Delivery (2)
April 28
I feel so heavy. As the world outside grows lighter and fills with hope, I become heavier. My paintings are still in winter, almost colourless. I paint from one window now, from Bobby's room, which gives the best view of the gate.
My handsome stranger is making good progress. He began by laying out the stones in rows and writing numbers on them. Sometimes he stood up and looked back up at me, serious as always, his blond hair not quite visible from where I sit. The wall is finished. All that remains are the pillar and the gate.
Charlie smoked a cigarette, then knocked on the door for the first time since he began deliveries to Mrs Kennedy nearly a year before. Just leave the box by the door and she'll bring the groceries in herself, Horan had said. But Charlie couldn't just drop the new box down beside the old one and let the ants run all over it. When he knocked, the door opened. It hadn't been properly shut.

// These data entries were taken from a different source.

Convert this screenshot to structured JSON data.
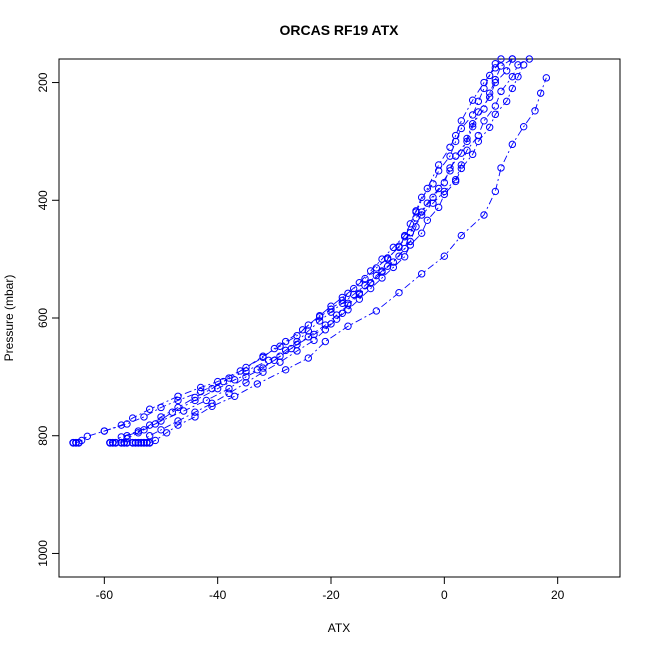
{
  "chart_data": {
    "type": "line",
    "title": "ORCAS RF19 ATX",
    "xlabel": "ATX",
    "ylabel": "Pressure (mbar)",
    "xlim": [
      -68,
      31
    ],
    "ylim": [
      1040,
      160
    ],
    "y_reversed": true,
    "x_ticks": [
      -60,
      -40,
      -20,
      0,
      20
    ],
    "y_ticks": [
      200,
      400,
      600,
      800,
      1000
    ],
    "grid": false,
    "line_style": "dashed with circle markers",
    "color": "#0000ff",
    "series": [
      {
        "points": [
          [
            -65,
            812
          ],
          [
            -64,
            808
          ],
          [
            -63,
            801
          ],
          [
            -60,
            792
          ],
          [
            -57,
            782
          ],
          [
            -55,
            770
          ],
          [
            -52,
            755
          ],
          [
            -47,
            733
          ],
          [
            -43,
            718
          ],
          [
            -40,
            708
          ],
          [
            -36,
            690
          ],
          [
            -32,
            667
          ],
          [
            -30,
            652
          ],
          [
            -28,
            640
          ],
          [
            -25,
            620
          ],
          [
            -22,
            598
          ],
          [
            -20,
            585
          ],
          [
            -18,
            570
          ],
          [
            -17,
            558
          ],
          [
            -15,
            540
          ],
          [
            -13,
            520
          ],
          [
            -11,
            500
          ],
          [
            -9,
            480
          ],
          [
            -7,
            460
          ],
          [
            -5,
            420
          ],
          [
            -3,
            380
          ],
          [
            -1,
            340
          ],
          [
            1,
            310
          ],
          [
            2,
            290
          ],
          [
            3,
            265
          ],
          [
            5,
            230
          ],
          [
            7,
            200
          ],
          [
            9,
            175
          ],
          [
            10,
            160
          ]
        ]
      },
      {
        "points": [
          [
            -59,
            812
          ],
          [
            -57,
            802
          ],
          [
            -54,
            792
          ],
          [
            -51,
            780
          ],
          [
            -48,
            760
          ],
          [
            -44,
            740
          ],
          [
            -40,
            720
          ],
          [
            -37,
            705
          ],
          [
            -33,
            688
          ],
          [
            -30,
            672
          ],
          [
            -27,
            652
          ],
          [
            -24,
            632
          ],
          [
            -21,
            612
          ],
          [
            -19,
            595
          ],
          [
            -17,
            578
          ],
          [
            -15,
            560
          ],
          [
            -13,
            541
          ],
          [
            -11,
            522
          ],
          [
            -9,
            505
          ],
          [
            -7,
            482
          ],
          [
            -6,
            455
          ],
          [
            -5,
            430
          ],
          [
            -3,
            405
          ],
          [
            -1,
            380
          ],
          [
            1,
            350
          ],
          [
            2,
            325
          ],
          [
            4,
            300
          ],
          [
            5,
            275
          ],
          [
            6,
            250
          ],
          [
            8,
            225
          ],
          [
            9,
            200
          ],
          [
            11,
            180
          ],
          [
            12,
            160
          ]
        ]
      },
      {
        "points": [
          [
            -52,
            812
          ],
          [
            -51,
            808
          ],
          [
            -49,
            795
          ],
          [
            -47,
            782
          ],
          [
            -44,
            768
          ],
          [
            -41,
            750
          ],
          [
            -37,
            733
          ],
          [
            -33,
            712
          ],
          [
            -28,
            688
          ],
          [
            -24,
            668
          ],
          [
            -21,
            640
          ],
          [
            -17,
            614
          ],
          [
            -12,
            588
          ],
          [
            -8,
            557
          ],
          [
            -4,
            525
          ],
          [
            0,
            495
          ],
          [
            3,
            460
          ],
          [
            7,
            425
          ],
          [
            9,
            385
          ],
          [
            10,
            345
          ],
          [
            12,
            305
          ],
          [
            14,
            275
          ],
          [
            16,
            248
          ],
          [
            17,
            218
          ],
          [
            18,
            192
          ]
        ]
      },
      {
        "points": [
          [
            -60,
            792
          ],
          [
            -56,
            780
          ],
          [
            -53,
            768
          ],
          [
            -50,
            752
          ],
          [
            -47,
            740
          ],
          [
            -43,
            725
          ],
          [
            -39,
            708
          ],
          [
            -35,
            690
          ],
          [
            -31,
            672
          ],
          [
            -28,
            655
          ],
          [
            -26,
            640
          ],
          [
            -24,
            622
          ],
          [
            -22,
            605
          ],
          [
            -20,
            590
          ],
          [
            -18,
            575
          ],
          [
            -16,
            560
          ],
          [
            -14,
            545
          ],
          [
            -12,
            528
          ],
          [
            -10,
            512
          ],
          [
            -8,
            495
          ],
          [
            -6,
            470
          ],
          [
            -5,
            445
          ],
          [
            -4,
            420
          ],
          [
            -2,
            395
          ],
          [
            0,
            370
          ],
          [
            1,
            345
          ],
          [
            3,
            320
          ],
          [
            4,
            295
          ],
          [
            5,
            270
          ],
          [
            7,
            245
          ],
          [
            8,
            218
          ],
          [
            9,
            195
          ],
          [
            10,
            172
          ],
          [
            12,
            160
          ]
        ]
      },
      {
        "points": [
          [
            -58,
            812
          ],
          [
            -56,
            800
          ],
          [
            -53,
            790
          ],
          [
            -50,
            775
          ],
          [
            -46,
            758
          ],
          [
            -42,
            740
          ],
          [
            -38,
            720
          ],
          [
            -35,
            700
          ],
          [
            -32,
            685
          ],
          [
            -29,
            665
          ],
          [
            -26,
            645
          ],
          [
            -23,
            628
          ],
          [
            -20,
            610
          ],
          [
            -18,
            592
          ],
          [
            -17,
            575
          ],
          [
            -15,
            558
          ],
          [
            -13,
            540
          ],
          [
            -11,
            520
          ],
          [
            -10,
            500
          ],
          [
            -8,
            478
          ],
          [
            -6,
            455
          ],
          [
            -4,
            425
          ],
          [
            -2,
            405
          ],
          [
            0,
            385
          ],
          [
            2,
            365
          ],
          [
            3,
            340
          ],
          [
            4,
            315
          ],
          [
            6,
            290
          ],
          [
            7,
            265
          ],
          [
            9,
            240
          ],
          [
            10,
            215
          ],
          [
            12,
            190
          ],
          [
            13,
            170
          ],
          [
            15,
            160
          ]
        ]
      },
      {
        "points": [
          [
            -57,
            812
          ],
          [
            -56,
            805
          ],
          [
            -54,
            795
          ],
          [
            -52,
            782
          ],
          [
            -50,
            768
          ],
          [
            -47,
            752
          ],
          [
            -44,
            735
          ],
          [
            -41,
            720
          ],
          [
            -38,
            702
          ],
          [
            -35,
            684
          ],
          [
            -32,
            665
          ],
          [
            -29,
            648
          ],
          [
            -26,
            630
          ],
          [
            -24,
            612
          ],
          [
            -22,
            596
          ],
          [
            -20,
            580
          ],
          [
            -18,
            565
          ],
          [
            -16,
            550
          ],
          [
            -14,
            533
          ],
          [
            -12,
            515
          ],
          [
            -10,
            498
          ],
          [
            -8,
            480
          ],
          [
            -7,
            462
          ],
          [
            -6,
            440
          ],
          [
            -5,
            418
          ],
          [
            -4,
            395
          ],
          [
            -2,
            372
          ],
          [
            -1,
            350
          ],
          [
            1,
            325
          ],
          [
            2,
            300
          ],
          [
            3,
            278
          ],
          [
            5,
            255
          ],
          [
            6,
            232
          ],
          [
            7,
            210
          ],
          [
            8,
            188
          ],
          [
            9,
            168
          ]
        ]
      },
      {
        "points": [
          [
            -54,
            812
          ],
          [
            -52,
            800
          ],
          [
            -50,
            790
          ],
          [
            -47,
            775
          ],
          [
            -44,
            760
          ],
          [
            -41,
            745
          ],
          [
            -38,
            728
          ],
          [
            -35,
            710
          ],
          [
            -32,
            692
          ],
          [
            -29,
            675
          ],
          [
            -26,
            656
          ],
          [
            -23,
            638
          ],
          [
            -21,
            620
          ],
          [
            -19,
            602
          ],
          [
            -17,
            586
          ],
          [
            -15,
            568
          ],
          [
            -13,
            550
          ],
          [
            -11,
            532
          ],
          [
            -9,
            514
          ],
          [
            -7,
            496
          ],
          [
            -6,
            476
          ],
          [
            -4,
            456
          ],
          [
            -3,
            434
          ],
          [
            -1,
            412
          ],
          [
            0,
            390
          ],
          [
            2,
            368
          ],
          [
            3,
            346
          ],
          [
            5,
            322
          ],
          [
            6,
            300
          ],
          [
            8,
            276
          ],
          [
            9,
            254
          ],
          [
            11,
            232
          ],
          [
            12,
            210
          ],
          [
            13,
            190
          ],
          [
            14,
            170
          ]
        ]
      }
    ],
    "floor_points": {
      "pressure": 812,
      "x": [
        -65.5,
        -65,
        -64.5,
        -59,
        -58.5,
        -58,
        -57,
        -56.5,
        -56,
        -55,
        -54.5,
        -54,
        -53.5,
        -53,
        -52.5,
        -52
      ]
    }
  }
}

'Mrs Kennedy?' he called into the shadowy hall.
May 21
Charlie still leaves his small offerings. Yesterday it was a packet of sweets. I cannot eat them but I feel grateful and that feeds me.
I heard the owl call again last night. Closer this time. In my head I could see his long brown body diving from the sky, the terrified movements of the small animal he caught, the slow beat of his wings as he rose into the nighttime trees.
The pillar is almost finished. The gate lies on its side on the grass, ready to be put back in place.
Charlie felt cold. These thick-walled country houses were impossible to heat, from a single wood fire, anyway. His eyes got used to the darkness.
'Mrs Kennedy?' he called again. He went into the front room. There was a painting she had been working on, and others standing against a wall, which was papered in a flower pattern. An untidy pile of silver knives and forks on the carpet. He closed the door and moved towards the back of the house, where the kitchen was, he supposed. This door was open. He switched on the light. There was a fridge in the corner, still working. Three bananas blackened in a glass bowl. He could see that rats had been here; they had eaten into the bread and the butter and there were even tooth marks in a piece of pink soap in a dish. Charlie went back out into the hall and stood at the bottom of the stairs. He felt colder than ever.
'Mrs Kennedy?' he called and started up the stairs.
June 20
The days are like children, unwilling to come in from their play, and tonight the sky is a gentle purple, as smooth and as tight as the skin of an aubergine.
I have washed all my brushes for the last time. Each one left its own history of colour on my hands. I emptied the wooden knife-and-fork box and put them into it, along with all my paints. My present to you, Charlie Blue.
Tomorrow I will walk through the gate.
The smell of paint-cleaner hangs in the air.
While Charlie waited for O'Reilly the policeman and Dr Murphy to finish inside, he smoked his last cigarette, leaning against the side of the van, looking out over the trees to the distant, darkening hills. A yellow light came from the open doorway and upstairs window of the house. He had just finished his cigarette when O'Reilly came out and handed him a small wooden box, told him to go on home, that the ambulance could take over an hour to get there from Ballinasloe and that there was no point in waiting. O'Reilly would see him tomorrow. Ambulances never hurry for the already dead.
Charlie drove back into town and parked outside Horan's Hotel. The bollocks could keep his van. Through the hotel window, he could see his mother at her card game, the dog at her feet. She must have asked a neighbour to bring her into town. The dog sensed his presence, looked out but did not move.
He reached into the van and took out Mrs Kennedy's box of brushes and paints from the passenger seat. Shutting the door with his shoulder, he put her present under his arm and walked on, out past the last lights of the town and into the blue shadows of the moonlit countryside, feeling nervous but welcomed, like a stranger at home in what was once a foreign land.